Perusahaan induk Facebook, Meta, mengungkap telah telah mengambil tindakan terhadap dua operasi spionase di Asia Selatan yang mendistribusikan malware ke target potensial.
Operasi spionase itu memanfaatkan platform media sosial miliknya.
Kasus pertama dilakukan oleh kelompok peretas yang terlacak di bawah moniker Bitter APT (alias APT-C-08 atau T-APT-17).
Kelompok ini menarget individu di Selandia Baru, India, Pakistan, dan Inggris Raya “Bitter menggunakan berbagai taktik jahat untuk menarget orang online dengan rekayasa sosial dan menginfeksi perangkat mereka dengan malware,” kata Meta dalam Laporan Ancaman Permusuhan Triwulanan.
“Mereka menggunakan campuran layanan tautan, domain jahat, situs web yang disusupi, dan penyedia hosting pihak ketiga untuk mendistribusikan malware.” Serangan tersebut melibatkan pelaku yang menciptakan tokoh fiktif di platform yang menyamar sebagai perempuan muda yang menarik.
Dengan begitu target terpikat dan mudah percaya untuk mengklik tautan palsu yang menyebarkan malware.
Uniknya, penyerang disebutkan meyakinkan korbannya untuk mengunduh aplikasi obrolan iOS melalui Apple TestFlight, layanan online sah yang dapat digunakan untuk aplikasi pengujian beta dan memberikan umpan balik kepada pengembang aplikasi.
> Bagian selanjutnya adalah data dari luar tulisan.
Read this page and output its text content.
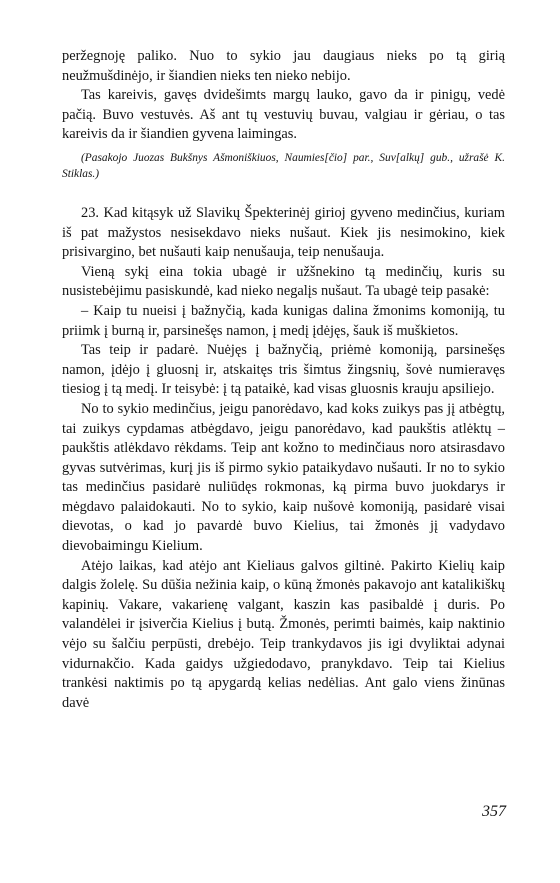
peržegnoję paliko. Nuo to sykio jau daugiaus nieks po tą girią neužmušdinėjo, ir šiandien nieks ten nieko nebijo.

Tas kareivis, gavęs dvidešimts margų lauko, gavo da ir pinigų, vedė pačią. Buvo vestuvės. Aš ant tų vestuvių buvau, valgiau ir gėriau, o tas kareivis da ir šiandien gyvena laimingas.

(Pasakojo Juozas Bukšnys Ašmoniškiuos, Naumies[čio] par., Suv[alkų] gub., užrašė K. Stiklas.)

23. Kad kitąsyk už Slavikų Špekterinėj girioj gyveno medinčius, kuriam iš pat mažystos nesisekdavo nieks nušaut. Kiek jis nesimokino, kiek prisivargino, bet nušauti kaip nenušauja, teip nenušauja.

Vieną sykį eina tokia ubagė ir užšnekino tą medinčių, kuris su nusistebėjimu pasiskundė, kad nieko negalįs nušaut. Ta ubagė teip pasakė:

– Kaip tu nueisi į bažnyčią, kada kunigas dalina žmonims komoniją, tu priimk į burną ir, parsinešęs namon, į medį įdėjęs, šauk iš muškietos.

Tas teip ir padarė. Nuėjęs į bažnyčią, priėmė komoniją, parsinešęs namon, įdėjo į gluosnį ir, atskaitęs tris šimtus žingsnių, šovė numieravęs tiesiog į tą medį. Ir teisybė: į tą pataikė, kad visas gluosnis krauju apsiliejo.

No to sykio medinčius, jeigu panorėdavo, kad koks zuikys pas jį atbėgtų, tai zuikys cypdamas atbėgdavo, jeigu panorėdavo, kad paukštis atlėktų – paukštis atlėkdavo rėkdams. Teip ant kožno to medinčiaus noro atsirasdavo gyvas sutvėrimas, kurį jis iš pirmo sykio pataikydavo nušauti. Ir no to sykio tas medinčius pasidarė nuliūdęs rokmonas, ką pirma buvo juokdarys ir mėgdavo palaidokauti. No to sykio, kaip nušovė komoniją, pasidarė visai dievotas, o kad jo pavardė buvo Kielius, tai žmonės jį vadydavo dievobaimingu Kielium.

Atėjo laikas, kad atėjo ant Kieliaus galvos giltinė. Pakirto Kielių kaip dalgis žolelę. Su dūšia nežinia kaip, o kūną žmonės pakavojo ant katalikiškų kapinių. Vakare, vakarienę valgant, kaszin kas pasibaldė į duris. Po valandėlei ir įsiverčia Kielius į butą. Žmonės, perimti baimės, kaip naktinio vėjo su šalčiu perpūsti, drebėjo. Teip trankydavos jis igi dvyliktai adynai vidurnakčio. Kada gaidys užgiedodavo, pranykdavo. Teip tai Kielius trankėsi naktimis po tą apygardą kelias nedėlias. Ant galo viens žinūnas davė

357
Itu artinya, menurut Meta, peretas tak perlu bergantung pada eksploitasi untuk mengirimkan malware khusus ke target.
“Mereka dapat memanfaatkan layanan resmi Apple untuk mendistribusikan aplikasi dalam upaya membuatnya tampak lebih sah dan meyakinkan orang untuk mengunduh Apple Testflight, lalu menipu mereka untuk menginstal aplikasi obrolan mereka,” kata para peneliti.
Sementara fungsi spesifiknya tidak diketahui, diduga aplikasi yang disebar telah digunakan untuk mengawasi korban melalui media obrolan yang dirancang khusus.
Selain itu, operator Bitter APT menggunakan malware Android yang sebelumnya tidak terdokumentasi bernama Dracarys.
Mereka menyalahgunakan izin aksesibilitas sistem operasi untuk menginstal sembarang aplikasi, merekam audio, mengambil foto, dan mengumpulkan data sensitif dari ponsel yang terinfeksi.
Data itu seperti kumpulan panggilan, kontak, file, pesan teks, geolokasi, dan informasi perangkat.
Dracarys dikirim melalui aplikasi trojan yang menyamar sebagai YouTube, Signal, Telegram, dan WhatsApp.
Modus ini melanjutkan tren penyerang yang menyebar malware yang disamarkan sebagai perangkat lunak yang sah untuk membobol perangkat seluler.
Pelaku diyakini beroperasi di luar Asia Selatan dan baru-baru ini memperluas fokus untuk menyerang entitas militer di Bangladesh.
Kasus kedua adalah Transparent Tribe (alias APT36), yang diduga berbasis di Pakistan.
Kelompok ini memiliki rekam jejak menarget lembaga pemerintah di India dan Afganistan dengan alat jahat yang dipesan lebih dahulu.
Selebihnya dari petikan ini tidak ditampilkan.